France : l’Assemblée nationale adopte une loi de réparation pour les enfants réunionnais arrachés à leur famille
– Une reconnaissance attendue pour plus de 2 000 enfants déracinés entre 1962 et 1984
Ile-de-France
AA / Paris / Ümit Dönmez
L’Assemblée nationale a voté à l’unanimité une proposition de loi reconnaissant les préjudices subis par les enfants réunionnais arrachés à leur famille et envoyés dans l’Hexagone dans le cadre d’une politique d’État menée entre 1962 et 1984.

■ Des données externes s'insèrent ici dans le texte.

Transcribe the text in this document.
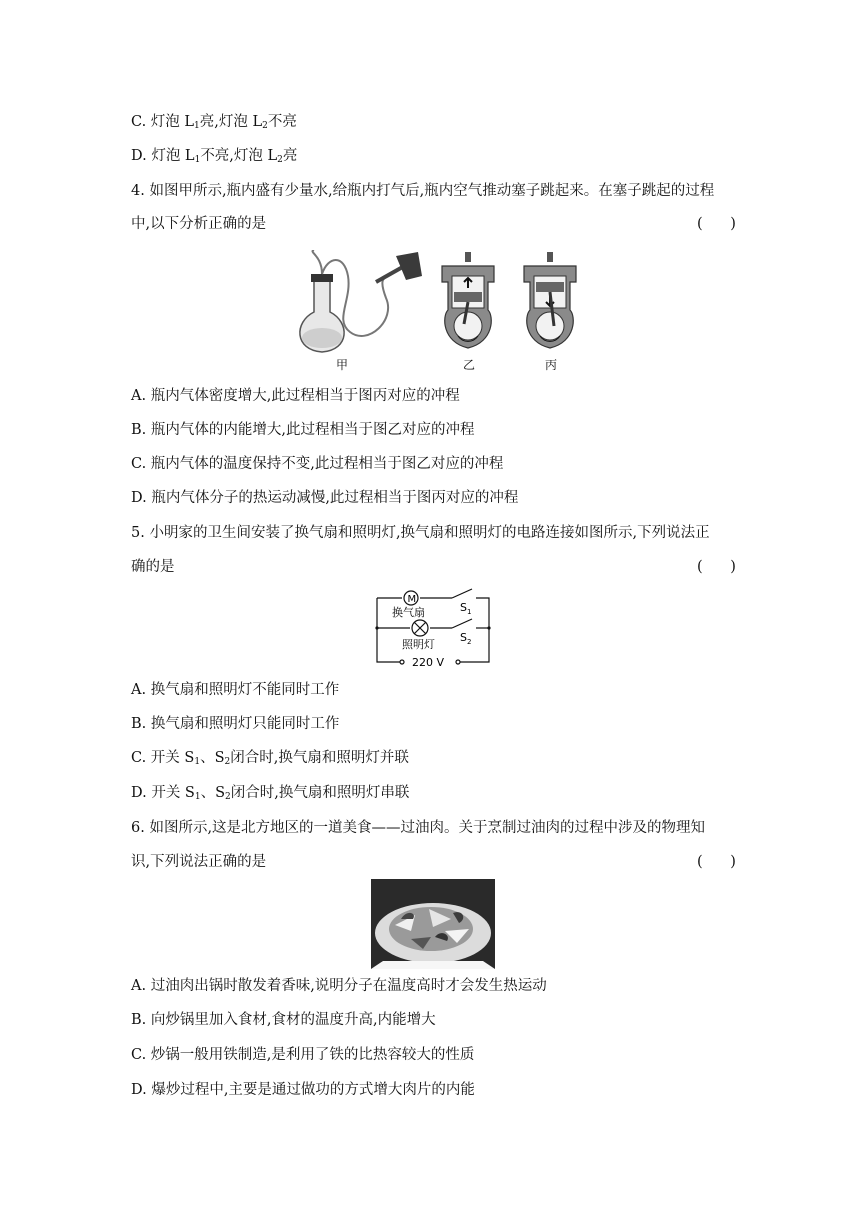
C. 灯泡 $L_1$亮,灯泡 $L_2$不亮
D. 灯泡 $L_1$不亮,灯泡 $L_2$亮
4. 如图甲所示,瓶内盛有少量水,给瓶内打气后,瓶内空气推动塞子跳起来。在塞子跳起的过程
中,以下分析正确的是	(      )
甲	乙	丙
A. 瓶内气体密度增大,此过程相当于图丙对应的冲程
B. 瓶内气体的内能增大,此过程相当于图乙对应的冲程
C. 瓶内气体的温度保持不变,此过程相当于图乙对应的冲程
D. 瓶内气体分子的热运动减慢,此过程相当于图丙对应的冲程
5. 小明家的卫生间安装了换气扇和照明灯,换气扇和照明灯的电路连接如图所示,下列说法正
确的是	(      )
M
换气扇
照明灯
$S_1$
$S_2$
220 V
A. 换气扇和照明灯不能同时工作
B. 换气扇和照明灯只能同时工作
C. 开关 $S_1$、$S_2$闭合时,换气扇和照明灯并联
D. 开关 $S_1$、$S_2$闭合时,换气扇和照明灯串联
6. 如图所示,这是北方地区的一道美食——过油肉。关于烹制过油肉的过程中涉及的物理知
识,下列说法正确的是	(      )
A. 过油肉出锅时散发着香味,说明分子在温度高时才会发生热运动
B. 向炒锅里加入食材,食材的温度升高,内能增大
C. 炒锅一般用铁制造,是利用了铁的比热容较大的性质
D. 爆炒过程中,主要是通过做功的方式增大肉片的内能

Citée par la presse française, la députée Karine Lebon (GDR) a salué une étape « historique » pour la mémoire collective et pour les victimes de ce déracinement. Le texte prévoit la création d’une commission pour la mémoire, la mise en place d’une journée nationale d’hommage le 18 février, et l’attribution d’une allocation forfaitaire de réparation sur demande.
Ce sont 2 015 mineurs qui ont été transférés depuis La Réunion vers 83 départements français, souvent en milieu rural, sous couvert d’un projet de repeuplement. Les familles, vulnérables, ont été séduites ou abusées par des promesses de réussite, selon Le Monde. Beaucoup d’enfants n’ont jamais revu leurs proches. Plusieurs ont été victimes de maltraitances, privés de leur identité, et confrontés à un choc culturel brutal.
Karine Lebon a défendu le texte dans l’Hémicycle, en présence de victimes venues de toute la France. « Nous n’avons pas le pouvoir de leur rendre leur enfance (…) mais celui d’affronter l’histoire », a-t-elle déclaré, la voix brisée par l’émotion. Elle a rappelé que « réparer ne signifie pas tourner la page, mais rendre ce qui peut l’être ».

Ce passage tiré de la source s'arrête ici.